Many sports fans these days bemoan how much sports coverage is about things other games— greed, racism, misogyny and domestic violence, sexual abuse, disinformation. It is a shame that our era is like that, that things keep happening in the sports world that compel such coverage. But that is not the fault of the press; indeed, reporting on these events, when they happen, is a big part of the job.
It is not the job of the press to wean sports businesses from their own blooming wagering addiction, but it is emphatically also not the job of the press to make things worse. When it comes to gaming and games, we are too often doing just that.
Second Rough Draft will be taking a break for Thanksgiving, and should be back in subscribers’ inboxes on December 2.
There is no serious question that the Black Sox scandal posed a serious threat to baseball— every contemporary observer agreed. It is true that baseball attendance rose from 1919 to 1920 (when the scandal was revealed), although it then fell in 1921, as the Black Sox were farcically tried in a criminal case, and took a couple of years to recover to 1920 levels, even as the postwar economic boom and Babe Ruth’s Home Run Revolution played out.
But that is all rather beside the point: while gambling may heighten interest in sports, doubt about whether players and teams are trying to succeed cannot help but undermine interest. If the current explosion of gambling culminates in a major cheating scandal, the costs to the sport(s) involved will almost certainly be large.
The timing of this evolution of gambling alongside that of live television and journalism (and how leagues and news outlets can profit) is going to continue to change the way we watch and read about sports. We’ll see fewer broadcast restrictions, blackouts, exclusive deals, and paywalls and a lot more gambling marketing nestled into the broadcasts, the press box, and other news genres. It’s going to get ugly and it’s not likely to change anytime soon with a judiciary that abhors corporate regulation.
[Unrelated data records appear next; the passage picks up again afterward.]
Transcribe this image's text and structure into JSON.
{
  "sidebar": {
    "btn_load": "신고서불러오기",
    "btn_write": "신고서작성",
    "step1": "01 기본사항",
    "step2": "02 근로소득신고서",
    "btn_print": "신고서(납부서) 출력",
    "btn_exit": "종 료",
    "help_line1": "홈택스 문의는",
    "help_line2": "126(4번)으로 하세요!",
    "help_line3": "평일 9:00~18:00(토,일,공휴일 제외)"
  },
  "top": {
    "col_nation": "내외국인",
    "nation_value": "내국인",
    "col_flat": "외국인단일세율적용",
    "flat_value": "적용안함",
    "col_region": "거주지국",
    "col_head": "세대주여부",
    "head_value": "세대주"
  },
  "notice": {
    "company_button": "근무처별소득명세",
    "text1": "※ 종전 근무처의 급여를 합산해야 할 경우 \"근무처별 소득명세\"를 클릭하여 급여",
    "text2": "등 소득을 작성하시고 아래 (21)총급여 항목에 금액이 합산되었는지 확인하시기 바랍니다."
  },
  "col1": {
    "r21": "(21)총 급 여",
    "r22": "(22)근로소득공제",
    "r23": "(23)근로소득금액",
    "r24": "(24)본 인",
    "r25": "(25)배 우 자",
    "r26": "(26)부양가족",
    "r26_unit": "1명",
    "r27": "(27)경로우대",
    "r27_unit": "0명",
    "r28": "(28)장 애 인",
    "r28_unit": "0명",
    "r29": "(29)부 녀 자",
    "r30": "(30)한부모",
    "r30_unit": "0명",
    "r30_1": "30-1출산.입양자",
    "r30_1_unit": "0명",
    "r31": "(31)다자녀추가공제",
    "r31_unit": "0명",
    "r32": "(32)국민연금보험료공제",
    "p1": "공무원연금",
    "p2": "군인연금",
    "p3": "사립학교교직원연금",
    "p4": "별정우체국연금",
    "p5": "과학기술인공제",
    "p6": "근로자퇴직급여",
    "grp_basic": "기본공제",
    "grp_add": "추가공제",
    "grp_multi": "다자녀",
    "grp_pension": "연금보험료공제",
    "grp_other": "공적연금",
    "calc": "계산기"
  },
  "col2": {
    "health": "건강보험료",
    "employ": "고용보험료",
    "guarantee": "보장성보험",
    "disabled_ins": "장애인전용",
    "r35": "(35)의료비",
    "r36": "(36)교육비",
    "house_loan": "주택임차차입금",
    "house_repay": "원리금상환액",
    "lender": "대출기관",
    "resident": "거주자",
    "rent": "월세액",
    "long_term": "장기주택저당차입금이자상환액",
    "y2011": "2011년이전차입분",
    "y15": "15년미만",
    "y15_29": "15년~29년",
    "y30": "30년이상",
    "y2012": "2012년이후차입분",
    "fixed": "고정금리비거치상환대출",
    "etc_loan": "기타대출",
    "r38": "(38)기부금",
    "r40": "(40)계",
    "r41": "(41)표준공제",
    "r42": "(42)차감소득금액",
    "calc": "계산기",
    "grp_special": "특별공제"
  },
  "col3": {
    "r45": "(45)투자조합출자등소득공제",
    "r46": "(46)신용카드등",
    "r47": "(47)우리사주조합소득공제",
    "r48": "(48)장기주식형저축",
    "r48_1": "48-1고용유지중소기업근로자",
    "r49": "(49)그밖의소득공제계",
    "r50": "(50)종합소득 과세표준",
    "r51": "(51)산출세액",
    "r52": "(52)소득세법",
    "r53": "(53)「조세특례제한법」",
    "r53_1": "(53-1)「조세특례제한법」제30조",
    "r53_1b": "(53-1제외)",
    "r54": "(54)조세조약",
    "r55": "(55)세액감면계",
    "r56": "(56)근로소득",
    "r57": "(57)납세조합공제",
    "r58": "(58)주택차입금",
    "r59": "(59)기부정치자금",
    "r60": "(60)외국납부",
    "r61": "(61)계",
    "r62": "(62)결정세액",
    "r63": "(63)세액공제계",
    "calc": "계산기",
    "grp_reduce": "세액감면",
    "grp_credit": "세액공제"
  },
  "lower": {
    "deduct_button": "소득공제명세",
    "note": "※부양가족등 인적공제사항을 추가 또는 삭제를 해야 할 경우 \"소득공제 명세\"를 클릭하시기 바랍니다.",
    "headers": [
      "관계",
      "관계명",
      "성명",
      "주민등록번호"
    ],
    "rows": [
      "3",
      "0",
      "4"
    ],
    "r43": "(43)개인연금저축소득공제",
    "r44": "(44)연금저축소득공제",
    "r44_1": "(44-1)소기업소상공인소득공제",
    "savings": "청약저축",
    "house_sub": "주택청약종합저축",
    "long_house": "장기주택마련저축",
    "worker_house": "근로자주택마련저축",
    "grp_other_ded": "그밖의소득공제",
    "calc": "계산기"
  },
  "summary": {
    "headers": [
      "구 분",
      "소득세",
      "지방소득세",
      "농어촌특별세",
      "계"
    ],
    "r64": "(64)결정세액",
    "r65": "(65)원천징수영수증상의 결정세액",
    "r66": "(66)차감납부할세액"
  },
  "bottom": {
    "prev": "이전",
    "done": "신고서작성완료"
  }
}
There are many more ties that probably have not been reported. I see no non-trade press coverage of the deal between Gambling.com and McClatchy, for example: https://www.prnewswire.com/news-releases/gamblingcom-group-and-mcclatchy-sign-strategic-sports-betting-partnership-301462341.html "The proliferation of online sports betting across the U.S. provides an opportunity for McClatchy to increase their monetization of real money gaming. At its core, this media partnership is about matching strength with strength by combining our respective abilities and areas of expertise."